Sheffield Gothic’s next instalment in our series of profile blog features Carly Stevenson, PhD student at the University of Sheffield. Read on to find out what drew Carly to the Gothic, her favourite Gothic texts, and who she would invite to dinner!
My name is Carly Stevenson and I am a PhD student in the School of English at the University of Sheffield. Prior to embarking on the PhD programme, I completed my Masters and BA (Hons) in English at the University of Lincoln. I currently work as a sessional tutor for the Worker’s Education Association (WEA) and I have been a member of Sheffield Gothic since 2013.
What do you research?
My research examines the influence of Gothic Literature on John Keats. In particular, I am interested in the ways in which Keats’s engagement with the Gothic interacts with the language of medicine in his poetry. My first chapter explores uncanny images of severed, reanimated and dead hands in a selection of Keats’s poetry and letters. My second chapter focuses on the ‘femme fatale’ figures in Keats’s ‘vampire poems’: Lamia and ‘La belle dame sans merci’.
How did you become interested in the Gothic?
To an extent, the Gothic has always been a part of my identity. Like many children, I grew up reading the fairy tales / folk stories of Hans Christian Anderson and the Brothers Grimm, which set me off on my trajectory towards macabre interests. During my adolescence, I devoured Point Horror novels and subscribed to a magazine that printed abridged versions of classic Gothic tales, before progressing to more sophisticated works, such as Stephen King’s Misery, V. C. Andrews’ Flowers in the Attic and Bram Stoker’s Dracula. In my teens, I discovered John Carpenter’s Halloween and Wes Craven’s A Nightmare on Elm Street, which cemented my love for horror cinema. Around the same time, I also went through a Buffy the Vampire Slayer phase and developed a mild obsession with Tim Burton’s films. My academic interest in the Gothic began when I opted to study a Gothic module in the second year of my undergraduate degree, though a previous module on Victorian literature had already sowed the seeds. During my Masters year, I completed a module on ghost stories and wrote my dissertation on Shakespeare’s Gothic inheritance in Keats’s poetry. From there, I decided to turn my interest in Keats’s relationship with the Gothic into a PhD proposal, which brought me to Sheffield.
|(Ben Whishaw as Keats in the biopic Bright Star, dir Jane Campion)|
What Gothic texts (including shows, films, plays, music etc.) would you recommend and why?
Aside from everything I’ve already mentioned, I’d recommend Wide Sargasso Sea by Jean Rhys, which is a feminist and anti-colonial response to Jane Eyre set mostly in the West Indies. Wide Sargasso Sea is a great read because it addresses the darkest, unanswered questions that arise from Brontë’s novel and gives the liminal character of Antoinette ‘Bertha’ Mason a voice. The subversive centring of the ‘other’ in Rhys’ story prompts a reappraisal of Jane Eyre and its heroine, who is complicit in the imprisonment and dehumanisation of ‘the first Mrs Rochester’. Rhys is an excellent writer, whose sumptuous prose brings settings and characters vividly to life. Wide Sargasso Sea could be described as an example of Caribbean Gothic or Tropical Gothic, wherein the ruins and haunted castles of the European Gothic tradition are replaced with sultry forests filled with monstrous hothouse flowers. The landscape may be different, but patriarchal tyranny remains.

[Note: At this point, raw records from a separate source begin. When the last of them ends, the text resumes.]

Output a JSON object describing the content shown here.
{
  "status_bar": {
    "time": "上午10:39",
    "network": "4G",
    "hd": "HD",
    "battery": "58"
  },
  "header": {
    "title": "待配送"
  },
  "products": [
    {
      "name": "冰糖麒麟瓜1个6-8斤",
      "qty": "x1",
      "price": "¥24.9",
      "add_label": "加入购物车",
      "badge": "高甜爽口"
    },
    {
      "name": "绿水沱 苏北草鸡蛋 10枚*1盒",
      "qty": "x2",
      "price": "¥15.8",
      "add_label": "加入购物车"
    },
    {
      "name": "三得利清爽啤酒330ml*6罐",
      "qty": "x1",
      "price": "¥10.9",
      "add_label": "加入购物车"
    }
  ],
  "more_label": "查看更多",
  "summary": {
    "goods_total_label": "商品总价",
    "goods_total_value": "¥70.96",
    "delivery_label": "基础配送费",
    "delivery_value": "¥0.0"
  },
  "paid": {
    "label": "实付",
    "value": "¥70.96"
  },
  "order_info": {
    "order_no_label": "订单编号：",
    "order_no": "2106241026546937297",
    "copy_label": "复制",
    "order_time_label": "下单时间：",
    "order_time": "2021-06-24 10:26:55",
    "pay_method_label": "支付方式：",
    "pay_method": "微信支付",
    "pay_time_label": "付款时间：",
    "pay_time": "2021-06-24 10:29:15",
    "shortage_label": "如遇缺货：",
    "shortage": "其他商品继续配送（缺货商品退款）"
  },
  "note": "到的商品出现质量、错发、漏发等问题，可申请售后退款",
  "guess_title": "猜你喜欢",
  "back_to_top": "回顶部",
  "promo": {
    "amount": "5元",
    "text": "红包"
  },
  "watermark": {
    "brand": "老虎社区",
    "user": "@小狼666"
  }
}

My film recommendation has to be Jim Jarmusch’s Only Lovers Left Alive because it is such a gorgeous piece of cinema, not least of all because it stars Tom Hiddleston and Tilda Swinton. Adam and Eve are a worldly, artistic vampire couple who live half the world apart from each other, in Detroit and Tangier respectively. Adam is a reclusive musician who, depressed by modern life, considers suicide, prompting Eve to take an impromptu night flight to his dilapidated, Victorian home in an attempt to restore his faith in humanity. Only Lovers Left Alive portrays its vampires as addicts who are dependent on local suppliers due to the fear of contamination and exposure. Adam’s source is the local blood bank, while back in Tangier, Eve gets her O negative from Christopher Marlowe – yes, the Christopher Marlowe – who is not only a vampire, but the unacknowledged writer of Shakespeare’s body of work. Jarmusch is clearly aware, as we all are, that the vampire-as-junkie trope has been done before, which is why he injects a healthy dose of humour into these morose dealings. When Adam visits the hospital for his fix, he sports name badges reading Dr Faustus and Dr Polidori. Only Lovers Left Alive is a languid, elegiac mood piece that packs in an impressive amount of literary references and has a great soundtrack to boot.
If you could invite any Gothic writer, artist, musician or character to dinner, who would you choose and why?
This is an easy one. I’d invite everyone who attended the infamous ghost story competition at the Villa Diodati in the summer of 1816, plus Keats. I think Keats and Polidori would bond over their experiences in the medical profession.